Lanzo, nuova collettiva a Villa Turconi

alt Venerdì il vernissage
Villa Turconi, gioiello di Lanzo d’Intelvi, continua a ospitare mostre d’arte. Da venerdì (il vernissage è previsto dalle 18 alle 21) sarà la volta di Al tuo perpetuo canto, a cura di due lanzesi doc, Jean Blanchaert e Lorenza Morandotti. Il primo è figura poliedrica di gallerista e scrittore, noto anche per la partecipazione al programma tv “Passepartout” con Philippe Daverio.

Lei invece è artista con particolare predilezione per la ceramica “metafisica” e con base a Milano. Hanno coinvolto 14 artisti contemporanei in una mostra nella splendida cornice di Villa Turconi, che è stata recentemente riportata allo splendore originario. L’evento è realizzato con il patrocinio del Comune di Lanzo d’Intelvi e in collaborazione con la Pro Loco Lanzo e con l’agenzia Valle Intelvi Turismo.

Si potranno ammirare le tele evocative di un Oriente salgariano di Michela Baldi, le sfere e le carte magiche di Samuele Bonomi, gli acquerelli da Terzo millennio di Alessandra Bruno, le sculture in feltro di Gaia Clerici, le fotografie in bianco e nero che catturano l’umanità di Emanuele Dello Strologo, i ritratti a idropittura di Aurelio Gravina, le carte narrative in tecniche miste di Andrea Jacchia, l’arte volutamente Brut di Emanuele Kind, le armonie lignee di Giovanni Padovese, le campiture policrome di Vittorio Rabbolini, le sagome in latta di Antonio Salvador, le opere neoespressioniste di Elena Lupani Schutz e i paesaggi siderali di Manuela Vallicelli. Lorenza Morandotti proporrà in anteprima un ciclo di terre fuse raccolte nel territorio della stessa amata Valle Intelvi (nella foto, un lavoro recente). 

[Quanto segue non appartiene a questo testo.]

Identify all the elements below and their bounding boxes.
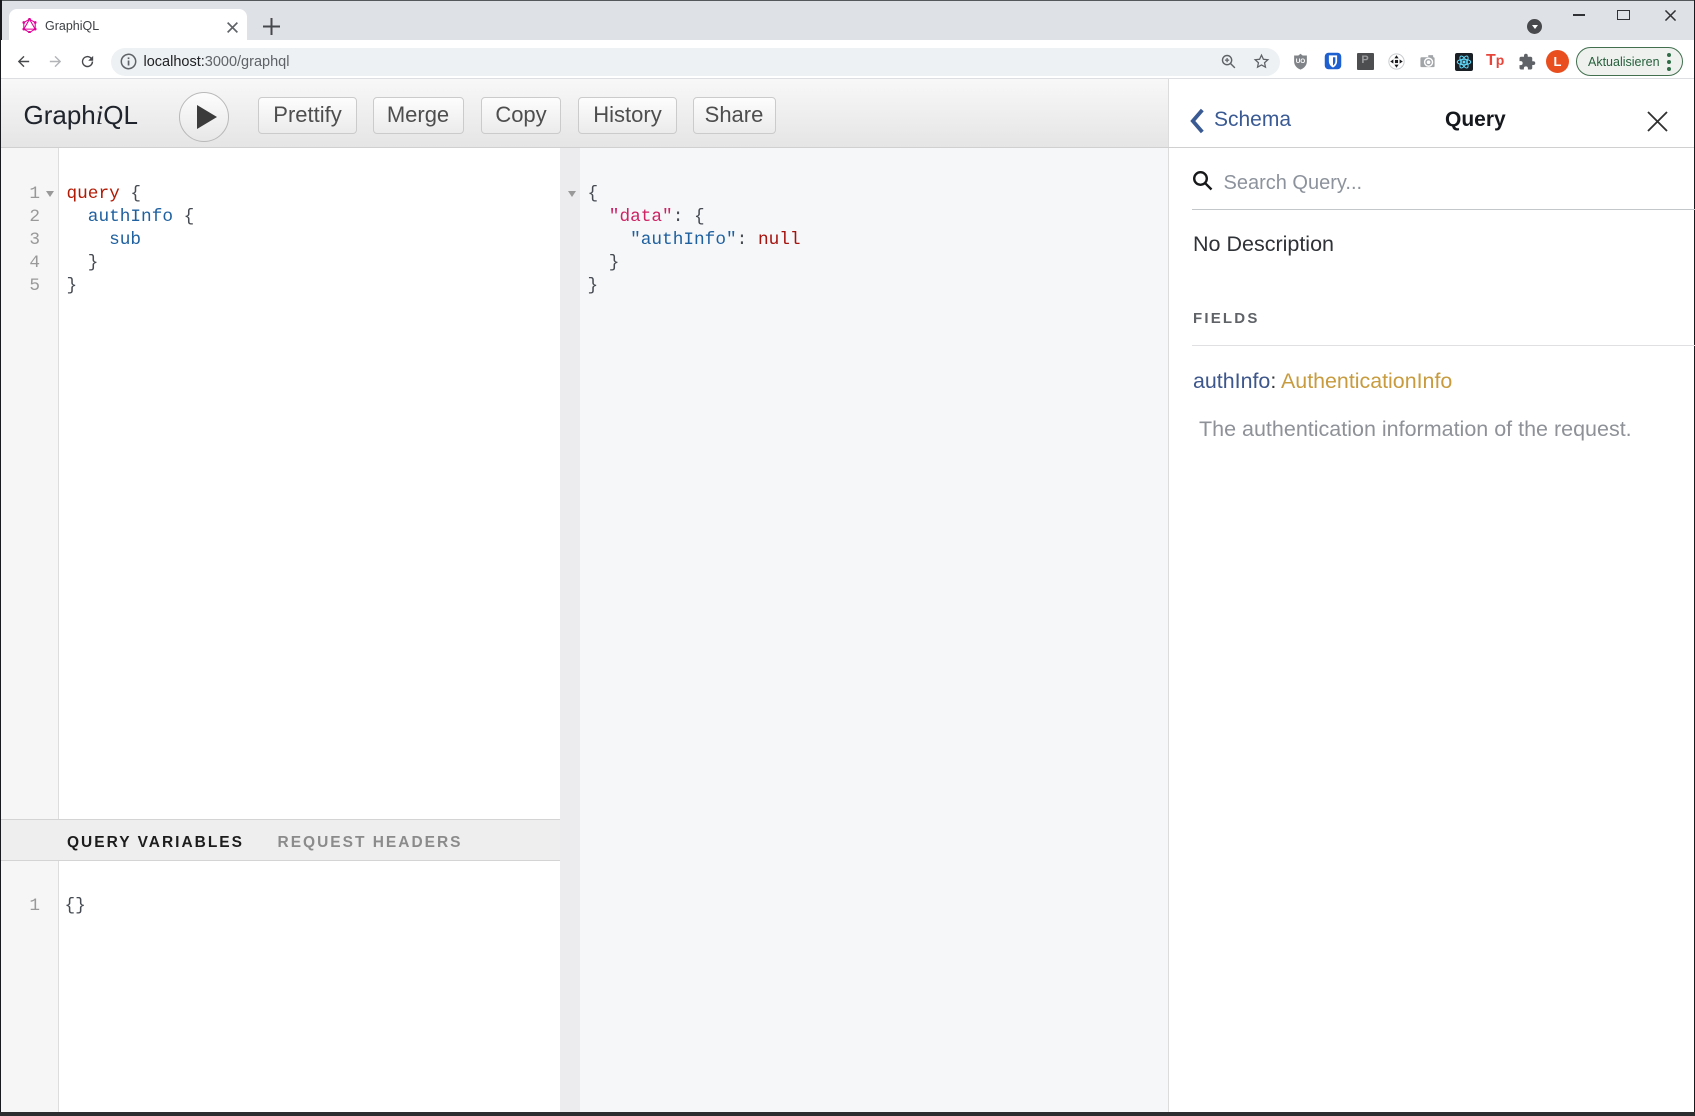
- svg-text:UO: UO: [1296, 58, 1306, 65]
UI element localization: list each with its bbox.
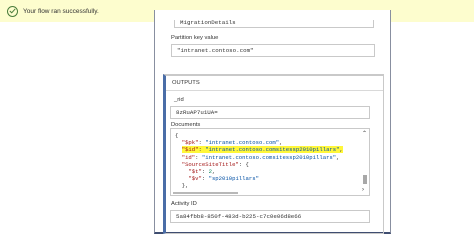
rid-value[interactable]: 8zRuAP7u1UA= [170, 106, 370, 119]
json-line: "$pk": "intranet.contoso.com", [181, 139, 283, 147]
migration-value: MigrationDetails [174, 20, 374, 28]
hscrollbar-thumb[interactable] [173, 192, 238, 194]
json-line: "id": "intranet.contoso.comsitessp2010pi… [181, 153, 340, 161]
run-details-card: MigrationDetails Partition key value "in… [154, 10, 391, 234]
documents-json: { "$pk": "intranet.contoso.com", "$id": … [175, 132, 343, 190]
json-line: { [175, 132, 179, 139]
activity-id-label: Activity ID [171, 201, 197, 207]
json-line: }, [175, 182, 189, 190]
rid-label: _rid [174, 97, 184, 103]
outputs-header: OUTPUTS [166, 76, 383, 91]
partition-key-label: Partition key value [171, 35, 219, 41]
check-circle-icon [7, 5, 18, 17]
documents-hscrollbar[interactable] [171, 191, 363, 195]
activity-id-value[interactable]: 5a84fbb8-850f-483d-b225-c7c0e06d8e66 [170, 210, 370, 223]
documents-scrollbar[interactable]: ⌃ › [361, 129, 369, 195]
chevron-up-icon[interactable]: ⌃ [362, 130, 367, 137]
json-line: "$t": 2, [188, 168, 216, 176]
partition-key-value[interactable]: "intranet.contoso.com" [171, 44, 375, 57]
documents-viewer[interactable]: { "$pk": "intranet.contoso.com", "$id": … [170, 128, 370, 196]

Quattordici voci molto diverse l’una dall’altra, insomma, giunte anche dal Brasile e dalla Svizzera per dialogare fra loro.
Sarà anche l’occasione per ammirare nuovamente la bellezza della cornice, ossia Villa Turconi, voluta nel primo decennio del ’900 da Leonardo Turconi, direttore della Banca Popolare Italiana di Milano, che commissionò al pittore Alberto Ferrero i disegni della sua dimora. Tra il 1918 e il 1923 in collaborazione con l’architetto Aristide Conti fu realizzata la villa in stile neomedievale; vi intervennero le maestranze locali come numerosi “picapréda” (spaccapietre) per la lavorazione delle pietre policrome. Da non mancare anche i ferri battuti, opera del noto scultore di originel lanzese Vittorio Novi.
Oggi, a distanza di oltre novant’anni, Villa Turconi è gestita dal Comune di Lanzo.